A research survey conducted by Fluent Research over the summer for the alliance found that Greater Des Moines parents believe that social-emotional development is important, but they acknowledged that overall the community is much less aware of its importance to healthy development. 

Further, parents are struggling to find resources for their children, and they don’t have a lot of time to find ways that can help make a difference, said Sarah Welch, coordinator of Iowa Alliance for Healthy Kids. 

“We’re hearing from so many parents and providers about how worried they are about their children’s social and emotional well-being because of COVID-19, so this is such an important time for this initiative,” she said. 

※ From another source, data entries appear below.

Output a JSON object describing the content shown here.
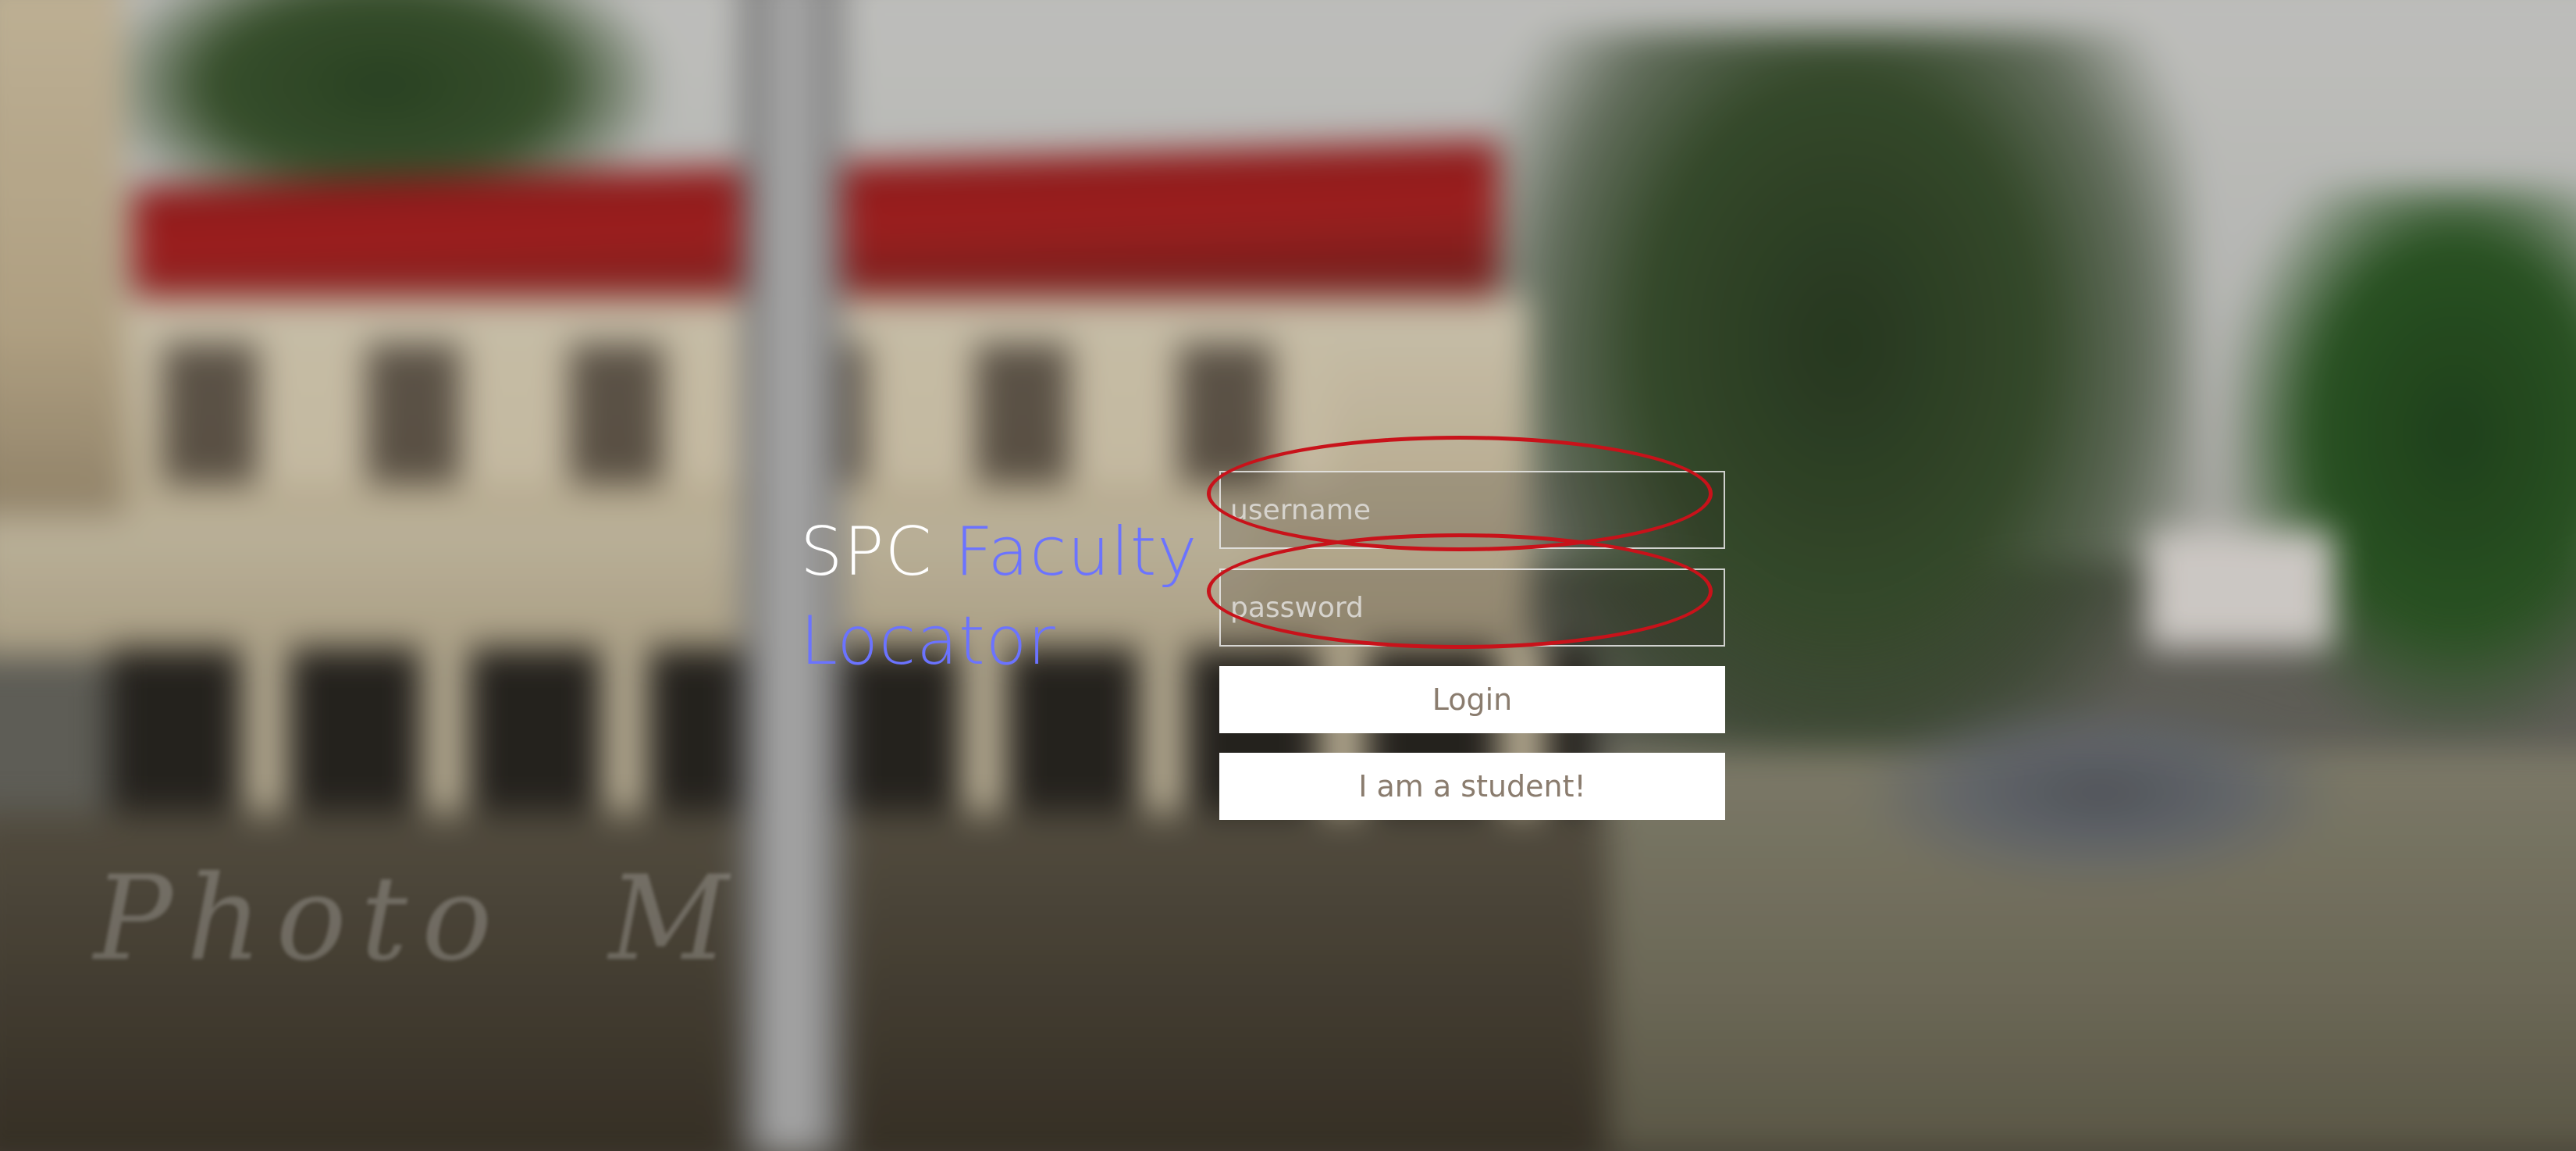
{
  "app": {
    "title_part1": "SPC",
    "title_part2": "Faculty",
    "title_part3": "Locator"
  },
  "login_form": {
    "username_placeholder": "username",
    "password_placeholder": "password",
    "login_label": "Login",
    "student_label": "I am a student!"
  },
  "colors": {
    "title_white": "#ffffff",
    "title_accent": "#6b73ff",
    "highlight_ring": "#c8121a",
    "button_text": "#8a7c6e"
  }
}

By the end of the year, the alliance plans to release a tool kit with talking points that supporters and advocates can use to begin spreading the message about social-emotional well-being, Welch said. A group of 12 trainers will be trained by Sesame Street in Communities in November, with training by those local trainers to providers beginning early next year. A town hall event to provide more information is being planned for January. 

More information about Iowa Alliance for Healthy Kids can be found on its website, including a Get Involved tab in which providers can indicate an interest in training. Resources on emotional-social well-being for child care providers and parents are also available now on the Sesame Street in Communities website, which has a portal page for Greater Des Moines.